Is it not true that, at the bar, you daily clothe your eloquent words with sensible images, and accompany them with a beautiful variety of inflections and gestures; or, what is the same thing, adopt every means of speaking to the senses of your hearers, so as to convey your own convictions into their souls?

"Is it not true that you wear a peculiar costume in court, that you observe certain solemn and sacred formalities there, so as to inspire a greater respect for judges and their judgments?

"Is it not true that, instead of administering justice in the open air, you meet in large, magnificent courts, either that the voices of the authorities may be better heard, or that the parties amenable to the law may be as well sheltered as yourselves from the inclemencies of the weather?

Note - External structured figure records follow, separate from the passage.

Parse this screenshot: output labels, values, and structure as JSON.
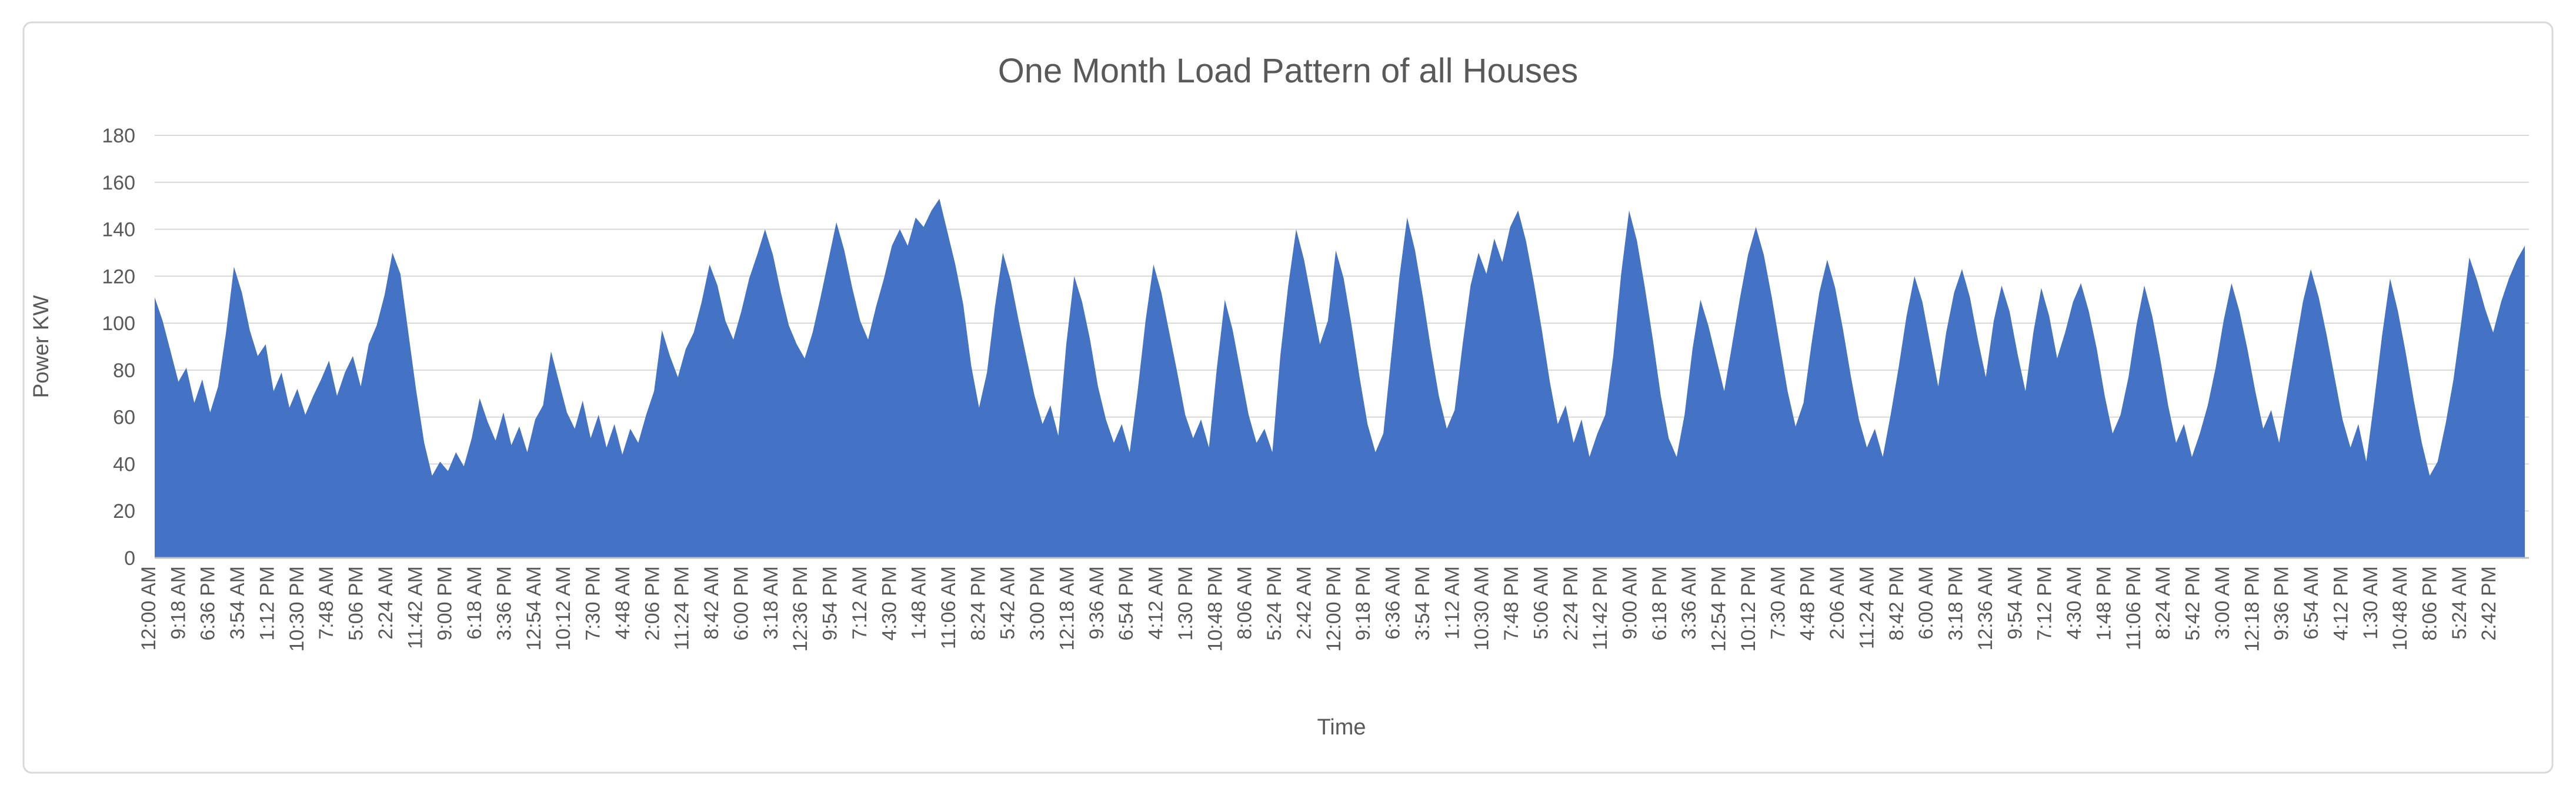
{
  "chart": {
    "title": "One Month Load Pattern of all Houses",
    "y_axis_title": "Power KW",
    "x_axis_title": "Time"
  },
  "colors": {
    "area": "#4472C4",
    "gridline": "#D9D9D9",
    "axis_line": "#BFBFBF",
    "text": "#595959",
    "frame_border": "#D9D9D9",
    "background": "#FFFFFF"
  },
  "chart_data": {
    "type": "area",
    "title": "One Month Load Pattern of all Houses",
    "xlabel": "Time",
    "ylabel": "Power KW",
    "ylim": [
      0,
      180
    ],
    "y_tick_step": 20,
    "y_ticks": [
      0,
      20,
      40,
      60,
      80,
      100,
      120,
      140,
      160,
      180
    ],
    "grid": true,
    "legend_position": "none",
    "x_tick_interval_minutes": 558,
    "categories": [
      "12:00 AM",
      "9:18 AM",
      "6:36 PM",
      "3:54 AM",
      "1:12 PM",
      "10:30 PM",
      "7:48 AM",
      "5:06 PM",
      "2:24 AM",
      "11:42 AM",
      "9:00 PM",
      "6:18 AM",
      "3:36 PM",
      "12:54 AM",
      "10:12 AM",
      "7:30 PM",
      "4:48 AM",
      "2:06 PM",
      "11:24 PM",
      "8:42 AM",
      "6:00 PM",
      "3:18 AM",
      "12:36 PM",
      "9:54 PM",
      "7:12 AM",
      "4:30 PM",
      "1:48 AM",
      "11:06 AM",
      "8:24 PM",
      "5:42 AM",
      "3:00 PM",
      "12:18 AM",
      "9:36 AM",
      "6:54 PM",
      "4:12 AM",
      "1:30 PM",
      "10:48 PM",
      "8:06 AM",
      "5:24 PM",
      "2:42 AM",
      "12:00 PM",
      "9:18 PM",
      "6:36 AM",
      "3:54 PM",
      "1:12 AM",
      "10:30 AM",
      "7:48 PM",
      "5:06 AM",
      "2:24 PM",
      "11:42 PM",
      "9:00 AM",
      "6:18 PM",
      "3:36 AM",
      "12:54 PM",
      "10:12 PM",
      "7:30 AM",
      "4:48 PM",
      "2:06 AM",
      "11:24 AM",
      "8:42 PM",
      "6:00 AM",
      "3:18 PM",
      "12:36 AM",
      "9:54 AM",
      "7:12 PM",
      "4:30 AM",
      "1:48 PM",
      "11:06 PM",
      "8:24 AM",
      "5:42 PM",
      "3:00 AM",
      "12:18 PM",
      "9:36 PM",
      "6:54 AM",
      "4:12 PM",
      "1:30 AM",
      "10:48 AM",
      "8:06 PM",
      "5:24 AM",
      "2:42 PM"
    ],
    "values": [
      111,
      101,
      88,
      75,
      81,
      66,
      76,
      62,
      73,
      96,
      124,
      113,
      97,
      86,
      91,
      71,
      79,
      64,
      72,
      61,
      69,
      76,
      84,
      69,
      79,
      86,
      73,
      91,
      99,
      112,
      130,
      121,
      96,
      71,
      49,
      35,
      41,
      37,
      45,
      39,
      51,
      68,
      58,
      50,
      62,
      48,
      56,
      45,
      59,
      65,
      88,
      75,
      62,
      55,
      67,
      51,
      61,
      47,
      57,
      44,
      55,
      49,
      61,
      71,
      97,
      86,
      77,
      89,
      96,
      109,
      125,
      116,
      101,
      93,
      105,
      119,
      129,
      140,
      129,
      113,
      99,
      91,
      85,
      96,
      111,
      127,
      143,
      131,
      115,
      101,
      93,
      107,
      119,
      133,
      140,
      133,
      145,
      141,
      148,
      153,
      139,
      125,
      108,
      82,
      64,
      79,
      107,
      130,
      118,
      101,
      85,
      69,
      57,
      65,
      52,
      91,
      120,
      109,
      93,
      73,
      59,
      49,
      57,
      45,
      71,
      101,
      125,
      113,
      96,
      79,
      61,
      51,
      59,
      47,
      81,
      110,
      97,
      79,
      61,
      49,
      55,
      45,
      86,
      116,
      140,
      127,
      109,
      91,
      101,
      131,
      119,
      99,
      77,
      57,
      45,
      53,
      86,
      119,
      145,
      131,
      111,
      89,
      69,
      55,
      63,
      91,
      116,
      130,
      121,
      136,
      126,
      141,
      148,
      135,
      117,
      97,
      75,
      57,
      65,
      49,
      59,
      43,
      53,
      61,
      86,
      121,
      148,
      135,
      115,
      93,
      69,
      51,
      43,
      61,
      89,
      110,
      99,
      85,
      71,
      91,
      111,
      129,
      141,
      129,
      111,
      91,
      71,
      56,
      66,
      91,
      113,
      127,
      115,
      97,
      77,
      59,
      47,
      55,
      43,
      61,
      81,
      103,
      120,
      109,
      91,
      73,
      96,
      113,
      123,
      111,
      93,
      77,
      101,
      116,
      105,
      87,
      71,
      96,
      115,
      103,
      85,
      96,
      109,
      117,
      105,
      89,
      69,
      53,
      61,
      77,
      99,
      116,
      103,
      85,
      65,
      49,
      57,
      43,
      53,
      65,
      81,
      101,
      117,
      105,
      89,
      71,
      55,
      63,
      49,
      69,
      89,
      109,
      123,
      111,
      95,
      77,
      59,
      47,
      57,
      41,
      67,
      95,
      119,
      105,
      87,
      67,
      49,
      35,
      41,
      57,
      76,
      101,
      128,
      118,
      106,
      96,
      109,
      119,
      127,
      133
    ]
  }
}
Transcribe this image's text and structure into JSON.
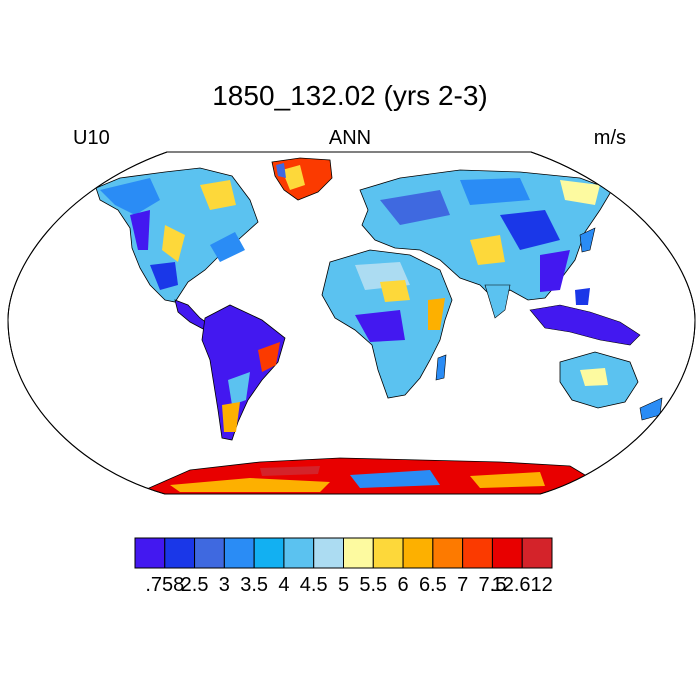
{
  "title": "1850_132.02 (yrs 2-3)",
  "left_label": "U10",
  "center_label": "ANN",
  "right_label": "m/s",
  "colorbar": {
    "colors": [
      "#4318f0",
      "#1a37e8",
      "#3f69e0",
      "#2a8cf5",
      "#12b0f2",
      "#5bc2f0",
      "#acdcf2",
      "#fdfaa0",
      "#fdd83a",
      "#fdb000",
      "#fd7a00",
      "#fb3a00",
      "#e80000",
      "#d4232a"
    ],
    "labels": [
      ".758",
      "2.5",
      "3",
      "3.5",
      "4",
      "4.5",
      "5",
      "5.5",
      "6",
      "6.5",
      "7",
      "7.5",
      "12.612"
    ]
  },
  "map_colors": {
    "ocean": "#ffffff",
    "coast": "#000000",
    "border": "#000000"
  }
}
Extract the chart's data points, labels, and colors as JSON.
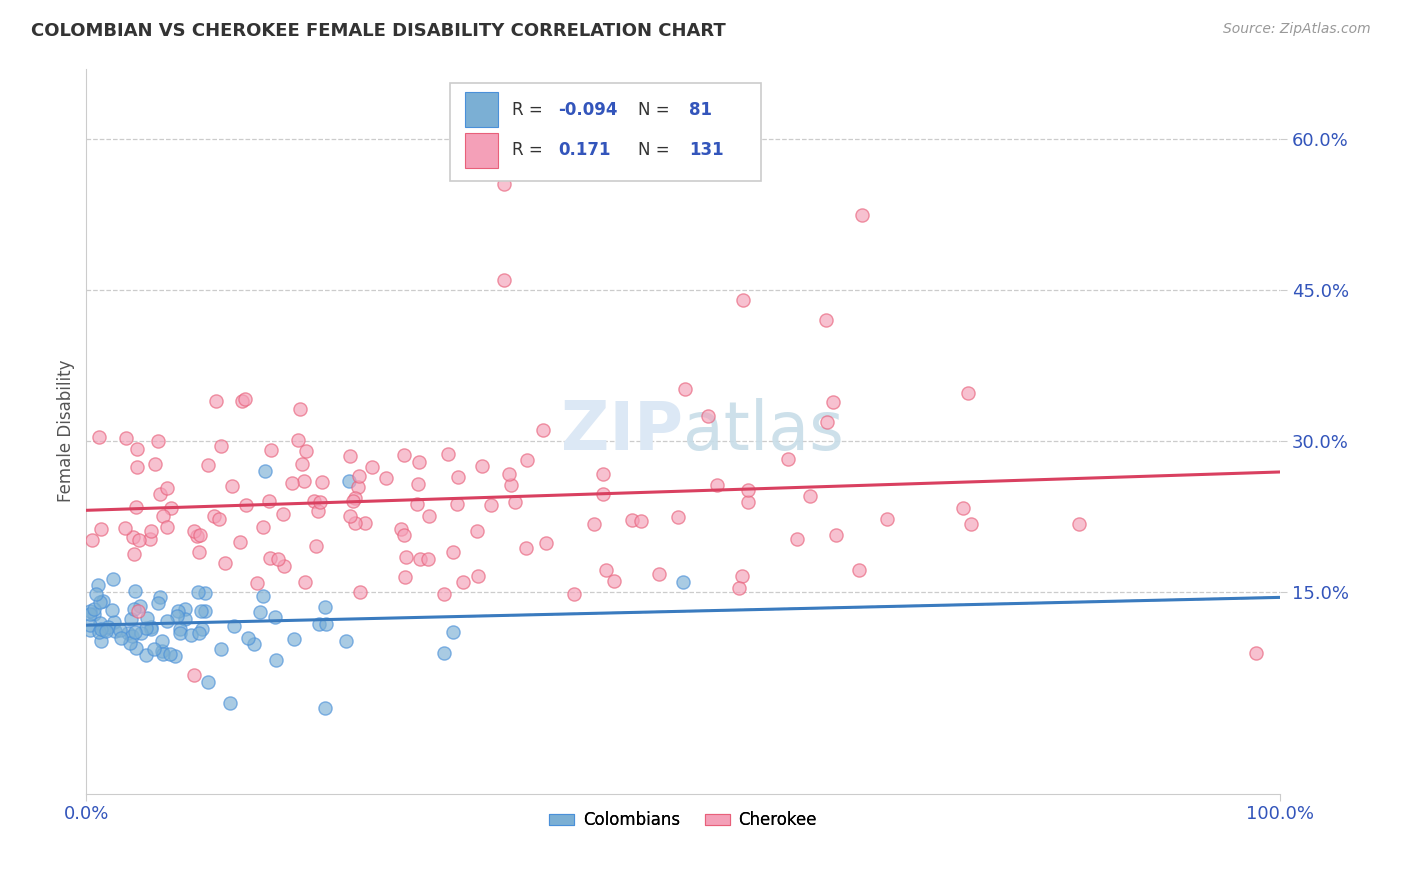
{
  "title": "COLOMBIAN VS CHEROKEE FEMALE DISABILITY CORRELATION CHART",
  "source": "Source: ZipAtlas.com",
  "ylabel": "Female Disability",
  "xlim": [
    0.0,
    1.0
  ],
  "ylim": [
    -0.05,
    0.67
  ],
  "ytick_vals": [
    0.15,
    0.3,
    0.45,
    0.6
  ],
  "ytick_labels": [
    "15.0%",
    "30.0%",
    "45.0%",
    "60.0%"
  ],
  "xtick_vals": [
    0.0,
    1.0
  ],
  "xtick_labels": [
    "0.0%",
    "100.0%"
  ],
  "colombian_color": "#7bafd4",
  "colombian_edge": "#4a90d9",
  "cherokee_color": "#f4a0b8",
  "cherokee_edge": "#e8607a",
  "trend_colombian_color": "#3a7bbf",
  "trend_cherokee_color": "#d94060",
  "dashed_line_color": "#aabbcc",
  "grid_color": "#cccccc",
  "background_color": "#ffffff",
  "watermark_color": "#dce8f5",
  "tick_color": "#3355bb",
  "title_color": "#333333",
  "source_color": "#999999",
  "ylabel_color": "#555555",
  "legend_edge_color": "#cccccc",
  "r_col": "-0.094",
  "n_col": "81",
  "r_cher": "0.171",
  "n_cher": "131",
  "seed": 12345
}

"Now, tell me, what is all this but the external worship of human justice? And why all this but because you treat, not with angels, but with men, that is to say, with corporeal creatures, with creatures that can hardly be led in any other way than by the senses?

"If then, sir, you would condemn the external worship of the Church, be consistent with yourself, and begin by removing from your speeches everything addressed to the senses; from the bar, all its consecrated rites and usages; from the administration of justice, all the external forms intended to secure respect for the judges and the laws; and from their foundations, those courts which defend you from heat, cold, rain, snow, and hail. Or rather let man be an angel, and then you may put away external worship. But as long

as man is a being served and too often enslaved by organs, to try to reduce religion to something purely spiritual would be to banish it to the moon!

"While an approving laugh welcomed the sallies of the old mathematician, the lawyer, perplexed, hastened to beat a retreat, and to take up a conversation on new ground. We were at this point when the guard sounded the bugle for a stoppage. The two gentlemen got down, and we trust that the hotel-keeper's table will make peace between them.'

At the risk of disturbing the digestion of the "angelic" adversary of our ceremonies, we are going to call him back to the combat. It is not our intention to confound him, nor those who share his prejudices, but to instruct them all, by showing them the necessity, the beauty, the sanctity, and the advantages of the external worship of the Catholic Church.

Definition and Origin of Worship. And, first, what is the meaning of the words, external worship, ceremonies, rites, liturgy?

In all languages the word worship means honour, respect, veneration, reverence, service. In religious language we call internal worship those sentiments of faith, admiration, respect, gratitude, confidence, love, and submission which we owe to God, because we find all perfections in Him. We call external worship the sensible signs by which we manifest those sentiments, such as genuflections, prostrations, prayers, vows, and oblations. We teach that when these testimonies are not accompanied by the sentiments of the heart, there is not true sincere worship, but mere hypocrisya vice with which Our Lord Jesus Christ and the Prophets often reproached the Jews.

We recognise a supreme worship, which consists in sentiments and testimonies due to God alone; and an inferior or subordinate worship, which we render to the Angels and Saints, and by which we respect and honour in the Angels and Saints the supernatural graces that God has bestowed on them, the dignity that He has raised them to, and the power that He grants them. This inferior worship was already_commanded and practised among the Jews. God said to them, Respect My angel, because My name is in him.' We see the woman of Samaria falling down at the feet of Eliseus, who has just restored her child to life, in order to honour in him the character of a holy prophet, a man of God, and the power of working miracles. It is thus that in the civil order that is called supreme worship which is rendered to the king, and that inferior or subordinate which is rendered, to his ministers.